In his introduction to Davies’ book, New York 1975, published by Nazraeli Press, Joshua Chuang, (then, the Miriam & Ira D. Wallach Associate Director for Art, Prints and Photographs, and The Robert B. Menschel, Senior Curator of Photography at The New York Public Library), observed:

“When first exhibited in 1976, their formal austerity and apparently neutral stance invited comparison with the contemporaneous work of Lewis Baltz, Bernd and Hilla Becher, and other photographers featured in the seminal 'New Topographics' exhibition. Distance, however, has revealed their concerns and temperament to be more akin to those of Marville or Atget, both of whom had a special feeling for the life and death of buildings (and thus of place), or Walker Evans, whose pictures Lincoln Kirstein praised for their “clear, hideous and beautiful detail, their open insanity and pitiful grandeur.”  

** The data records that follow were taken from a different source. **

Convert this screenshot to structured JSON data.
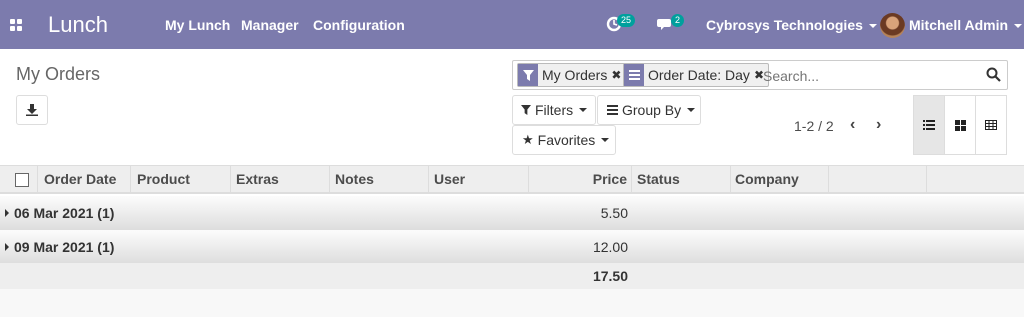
{
  "navbar": {
    "app_name": "Lunch",
    "menu": [
      "My Lunch",
      "Manager",
      "Configuration"
    ],
    "activity_count": "25",
    "message_count": "2",
    "company": "Cybrosys Technologies",
    "user": "Mitchell Admin",
    "color": "#7c7bad"
  },
  "control_panel": {
    "title": "My Orders",
    "search": {
      "facets": [
        {
          "icon": "filter-icon",
          "label": "My Orders"
        },
        {
          "icon": "group-icon",
          "label": "Order Date: Day"
        }
      ],
      "placeholder": "Search..."
    },
    "filters_label": "Filters",
    "groupby_label": "Group By",
    "favorites_label": "Favorites",
    "pager": "1-2 / 2",
    "views": [
      "list-view-icon",
      "kanban-view-icon",
      "pivot-view-icon"
    ],
    "active_view": "list"
  },
  "table": {
    "columns": [
      "Order Date",
      "Product",
      "Extras",
      "Notes",
      "User",
      "Price",
      "Status",
      "Company"
    ],
    "groups": [
      {
        "label": "06 Mar 2021 (1)",
        "price": "5.50"
      },
      {
        "label": "09 Mar 2021 (1)",
        "price": "12.00"
      }
    ],
    "total_price": "17.50"
  }
}
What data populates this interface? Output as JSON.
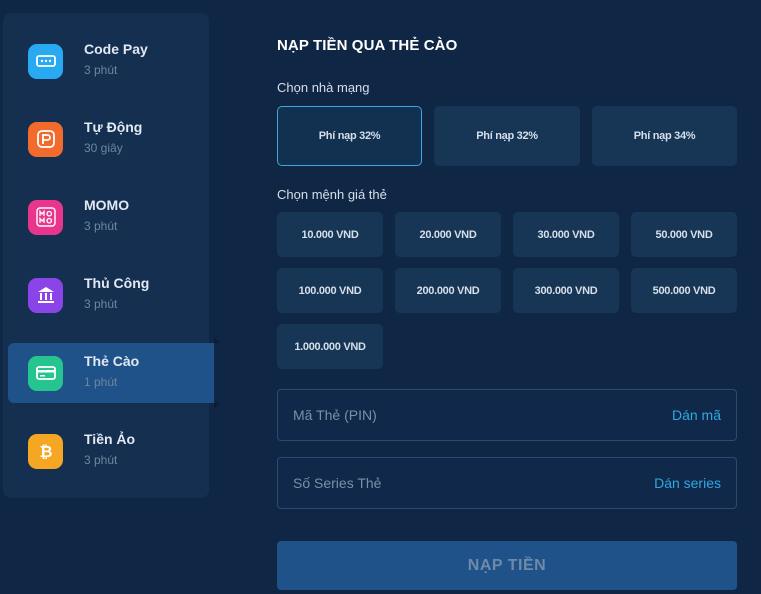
{
  "sidebar": {
    "items": [
      {
        "name": "Code Pay",
        "time": "3 phút",
        "icon": "dots-icon",
        "color": "#29a9f2"
      },
      {
        "name": "Tự Động",
        "time": "30 giây",
        "icon": "p-logo-icon",
        "color": "#f26b2c"
      },
      {
        "name": "MOMO",
        "time": "3 phút",
        "icon": "momo-icon",
        "color": "#e9368c"
      },
      {
        "name": "Thủ Công",
        "time": "3 phút",
        "icon": "bank-icon",
        "color": "#8b44e8"
      },
      {
        "name": "Thẻ Cào",
        "time": "1 phút",
        "icon": "card-icon",
        "color": "#26c48f"
      },
      {
        "name": "Tiền Ảo",
        "time": "3 phút",
        "icon": "bitcoin-icon",
        "color": "#f5a623"
      }
    ],
    "active_index": 4
  },
  "main": {
    "title": "NẠP TIỀN QUA THẺ CÀO",
    "network_label": "Chọn nhà mạng",
    "networks": [
      "Phí nạp 32%",
      "Phí nạp 32%",
      "Phí nạp 34%"
    ],
    "selected_network": 0,
    "amount_label": "Chọn mệnh giá thẻ",
    "amounts": [
      "10.000 VND",
      "20.000 VND",
      "30.000 VND",
      "50.000 VND",
      "100.000 VND",
      "200.000 VND",
      "300.000 VND",
      "500.000 VND",
      "1.000.000 VND"
    ],
    "pin": {
      "placeholder": "Mã Thẻ (PIN)",
      "paste_label": "Dán mã"
    },
    "serial": {
      "placeholder": "Số Series Thẻ",
      "paste_label": "Dán series"
    },
    "submit_label": "NẠP TIỀN"
  },
  "colors": {
    "background": "#0f2744",
    "panel": "#152f50",
    "active": "#1f5288",
    "accent": "#2ea8e0"
  }
}
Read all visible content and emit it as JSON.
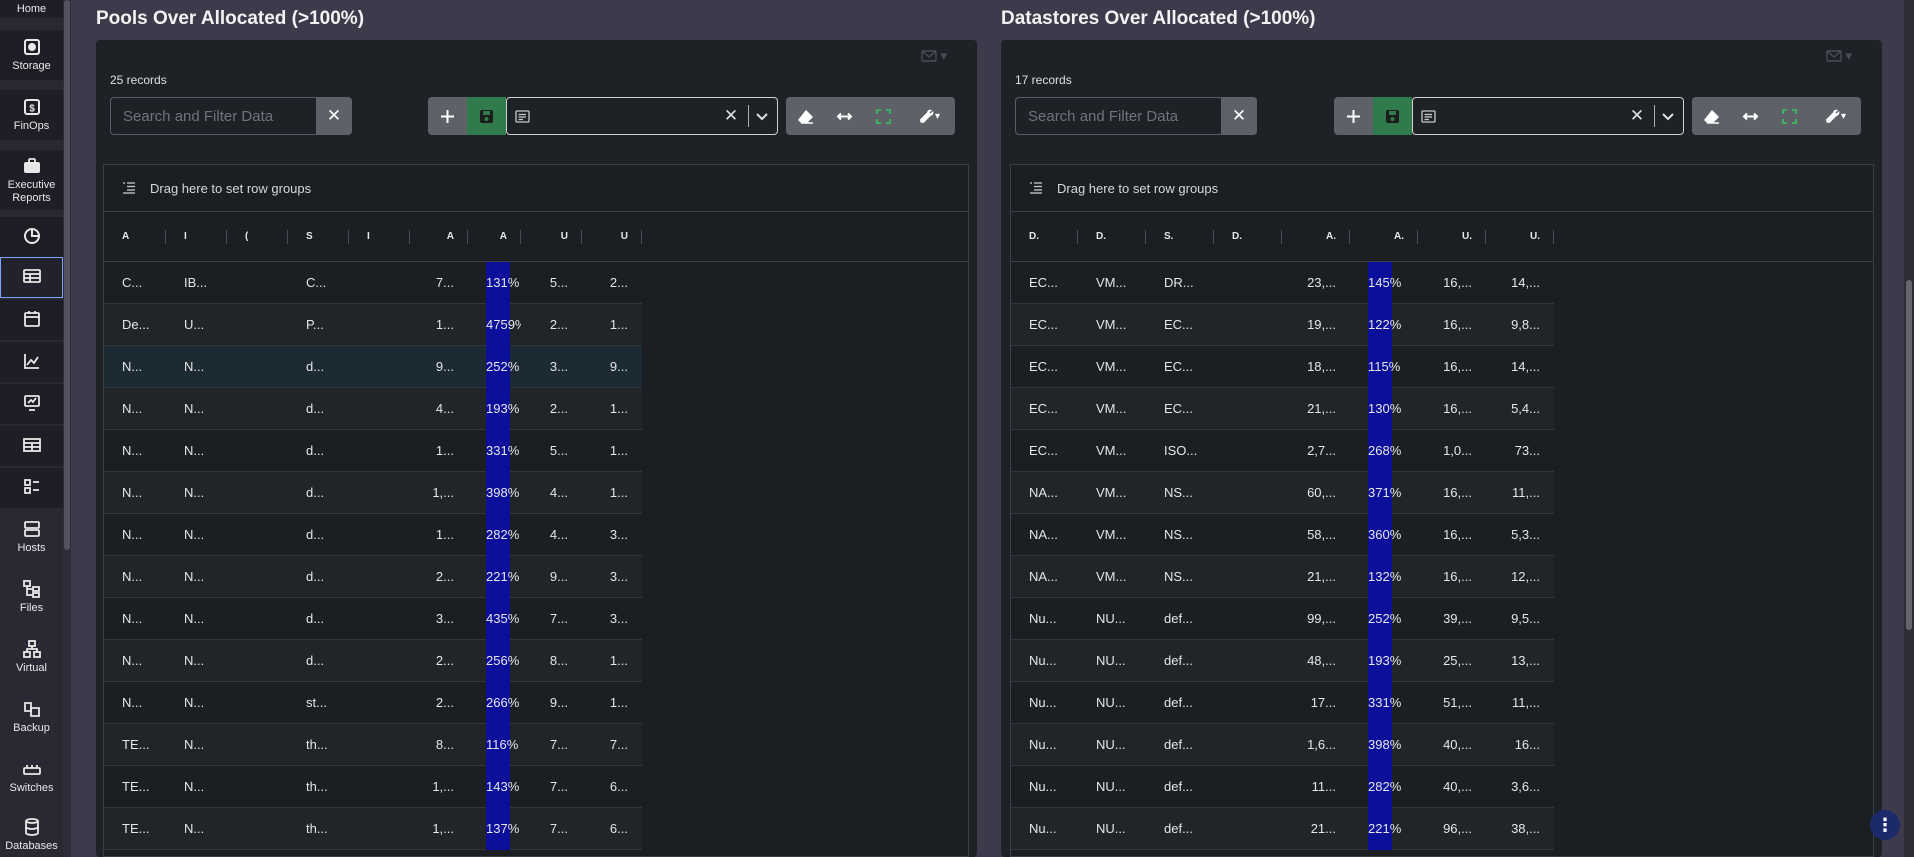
{
  "sidebar": {
    "items": [
      {
        "label": "Home"
      },
      {
        "label": "Storage"
      },
      {
        "label": "FinOps"
      },
      {
        "label": "Executive Reports"
      },
      {
        "label": ""
      },
      {
        "label": ""
      },
      {
        "label": ""
      },
      {
        "label": ""
      },
      {
        "label": ""
      },
      {
        "label": ""
      },
      {
        "label": ""
      },
      {
        "label": "Hosts"
      },
      {
        "label": "Files"
      },
      {
        "label": "Virtual"
      },
      {
        "label": "Backup"
      },
      {
        "label": "Switches"
      },
      {
        "label": "Databases"
      }
    ]
  },
  "pools": {
    "title": "Pools Over Allocated (>100%)",
    "records": "25 records",
    "search_placeholder": "Search and Filter Data",
    "group_hint": "Drag here to set row groups",
    "headers": [
      "A",
      "I",
      "(",
      "S",
      "I",
      "A",
      "A",
      "U",
      "U"
    ],
    "rows": [
      {
        "c": [
          "C...",
          "IB...",
          "",
          "C...",
          "",
          "7...",
          "131%",
          "5...",
          "2..."
        ],
        "pct": 131
      },
      {
        "c": [
          "De...",
          "U...",
          "",
          "P...",
          "",
          "1...",
          "4759%",
          "2...",
          "1..."
        ],
        "pct": 4759
      },
      {
        "c": [
          "N...",
          "N...",
          "",
          "d...",
          "",
          "9...",
          "252%",
          "3...",
          "9..."
        ],
        "pct": 252
      },
      {
        "c": [
          "N...",
          "N...",
          "",
          "d...",
          "",
          "4...",
          "193%",
          "2...",
          "1..."
        ],
        "pct": 193
      },
      {
        "c": [
          "N...",
          "N...",
          "",
          "d...",
          "",
          "1...",
          "331%",
          "5...",
          "1..."
        ],
        "pct": 331
      },
      {
        "c": [
          "N...",
          "N...",
          "",
          "d...",
          "",
          "1,...",
          "398%",
          "4...",
          "1..."
        ],
        "pct": 398
      },
      {
        "c": [
          "N...",
          "N...",
          "",
          "d...",
          "",
          "1...",
          "282%",
          "4...",
          "3..."
        ],
        "pct": 282
      },
      {
        "c": [
          "N...",
          "N...",
          "",
          "d...",
          "",
          "2...",
          "221%",
          "9...",
          "3..."
        ],
        "pct": 221
      },
      {
        "c": [
          "N...",
          "N...",
          "",
          "d...",
          "",
          "3...",
          "435%",
          "7...",
          "3..."
        ],
        "pct": 435
      },
      {
        "c": [
          "N...",
          "N...",
          "",
          "d...",
          "",
          "2...",
          "256%",
          "8...",
          "1..."
        ],
        "pct": 256
      },
      {
        "c": [
          "N...",
          "N...",
          "",
          "st...",
          "",
          "2...",
          "266%",
          "9...",
          "1..."
        ],
        "pct": 266
      },
      {
        "c": [
          "TE...",
          "N...",
          "",
          "th...",
          "",
          "8...",
          "116%",
          "7...",
          "7..."
        ],
        "pct": 116
      },
      {
        "c": [
          "TE...",
          "N...",
          "",
          "th...",
          "",
          "1,...",
          "143%",
          "7...",
          "6..."
        ],
        "pct": 143
      },
      {
        "c": [
          "TE...",
          "N...",
          "",
          "th...",
          "",
          "1,...",
          "137%",
          "7...",
          "6..."
        ],
        "pct": 137
      }
    ]
  },
  "datastores": {
    "title": "Datastores Over Allocated (>100%)",
    "records": "17 records",
    "search_placeholder": "Search and Filter Data",
    "group_hint": "Drag here to set row groups",
    "headers": [
      "D.",
      "D.",
      "S.",
      "D.",
      "A.",
      "A.",
      "U.",
      "U."
    ],
    "rows": [
      {
        "c": [
          "EC...",
          "VM...",
          "DR...",
          "",
          "23,...",
          "145%",
          "16,...",
          "14,..."
        ],
        "pct": 145
      },
      {
        "c": [
          "EC...",
          "VM...",
          "EC...",
          "",
          "19,...",
          "122%",
          "16,...",
          "9,8..."
        ],
        "pct": 122
      },
      {
        "c": [
          "EC...",
          "VM...",
          "EC...",
          "",
          "18,...",
          "115%",
          "16,...",
          "14,..."
        ],
        "pct": 115
      },
      {
        "c": [
          "EC...",
          "VM...",
          "EC...",
          "",
          "21,...",
          "130%",
          "16,...",
          "5,4..."
        ],
        "pct": 130
      },
      {
        "c": [
          "EC...",
          "VM...",
          "ISO...",
          "",
          "2,7...",
          "268%",
          "1,0...",
          "73..."
        ],
        "pct": 268
      },
      {
        "c": [
          "NA...",
          "VM...",
          "NS...",
          "",
          "60,...",
          "371%",
          "16,...",
          "11,..."
        ],
        "pct": 371
      },
      {
        "c": [
          "NA...",
          "VM...",
          "NS...",
          "",
          "58,...",
          "360%",
          "16,...",
          "5,3..."
        ],
        "pct": 360
      },
      {
        "c": [
          "NA...",
          "VM...",
          "NS...",
          "",
          "21,...",
          "132%",
          "16,...",
          "12,..."
        ],
        "pct": 132
      },
      {
        "c": [
          "Nu...",
          "NU...",
          "def...",
          "",
          "99,...",
          "252%",
          "39,...",
          "9,5..."
        ],
        "pct": 252
      },
      {
        "c": [
          "Nu...",
          "NU...",
          "def...",
          "",
          "48,...",
          "193%",
          "25,...",
          "13,..."
        ],
        "pct": 193
      },
      {
        "c": [
          "Nu...",
          "NU...",
          "def...",
          "",
          "17...",
          "331%",
          "51,...",
          "11,..."
        ],
        "pct": 331
      },
      {
        "c": [
          "Nu...",
          "NU...",
          "def...",
          "",
          "1,6...",
          "398%",
          "40,...",
          "16..."
        ],
        "pct": 398
      },
      {
        "c": [
          "Nu...",
          "NU...",
          "def...",
          "",
          "11...",
          "282%",
          "40,...",
          "3,6..."
        ],
        "pct": 282
      },
      {
        "c": [
          "Nu...",
          "NU...",
          "def...",
          "",
          "21...",
          "221%",
          "96,...",
          "38,..."
        ],
        "pct": 221
      }
    ]
  },
  "colors": {
    "bar": "#0b0f9a",
    "save_green": "#2f7b4b",
    "panel_bg": "#1e2126"
  }
}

Davies’ sense of the urban landscape is furthered by the astute and rhythmic organization of his subject within the ground glass of his camera. His photographs both survey and celebrate the urban landscape, allowing traces of its inhabitants to inform the architecture and metropolitan spaces, revealing the everyday poetry of the city.

Bevan Davies (American, 1941 -  ) studied humanities at the University of Chicago in the early 1960s.  After moving to New York, he continued his studies with Bruce Davidson in his New York studio, where he met Mary Ellen Mark, Diane Arbus, Ralph Gibson, and Danny Lyon.  Davies' first New York exhibition was held at Witkin Gallery in 1969. Sonnabend Gallery featured Davies' work in solo and group exhibitions in their SoHo gallery in the mid and late 1970s. During this period, Davies' work was also exhibited at Larry Gagosian’s Broxton Gallery in Westwood, CA and internationally at Galerie Wilde, Cologne, at Stills Gallery in Edinburgh, and in group exhibitions of American contemporary photography at The Museum of Fine Arts, Houston; George Eastman House: Ringling Museum of Art: Institute of Contemporary Art, University of Pennsylvania; and the La Jolla Art Museum.

From a 1978 New York Times review of the best photo shows of 1978: Bevan Davies, at Sonnabend Gallery

"Bevan Davies, another photographer with something to say, was the most promising newcomer of the year. His subject is classical architecture in New York City, but his large and beautiful compositions go beyond the specifics of particular buildings to evoke the calm and noble spirit of the classical style itself.”  - Gene Thornton

Bevan Davies’ work can be found in numerous public and private collections, including the New York Public Library, J. Paul Getty Museum, Nelson-Atkins Museum of Art, the Art Institute of Chicago, the Center for Creative Photography, George Eastman Museum, and the Metropolitan Museum of Art, and the Black Dog Collection, among others. 

Monographs on Davies’ work include Los Angeles, 1976 (Nazraeli Press, 2014), and New York 1975 (Nazraeli Press, 2017). His work was included in the survey exhibition catalog, Ed Rusha and Some Los Angeles Apartments (Getty, 2013).  Recently his work was featured in Geoff Dyer’s collection of essays on photography entitled, See/Saw (Graywolf Press, 2021).

*A process to produce a high gloss on gelatin silver photographic prints by drying the print with its emulsion in contact with a polished plate.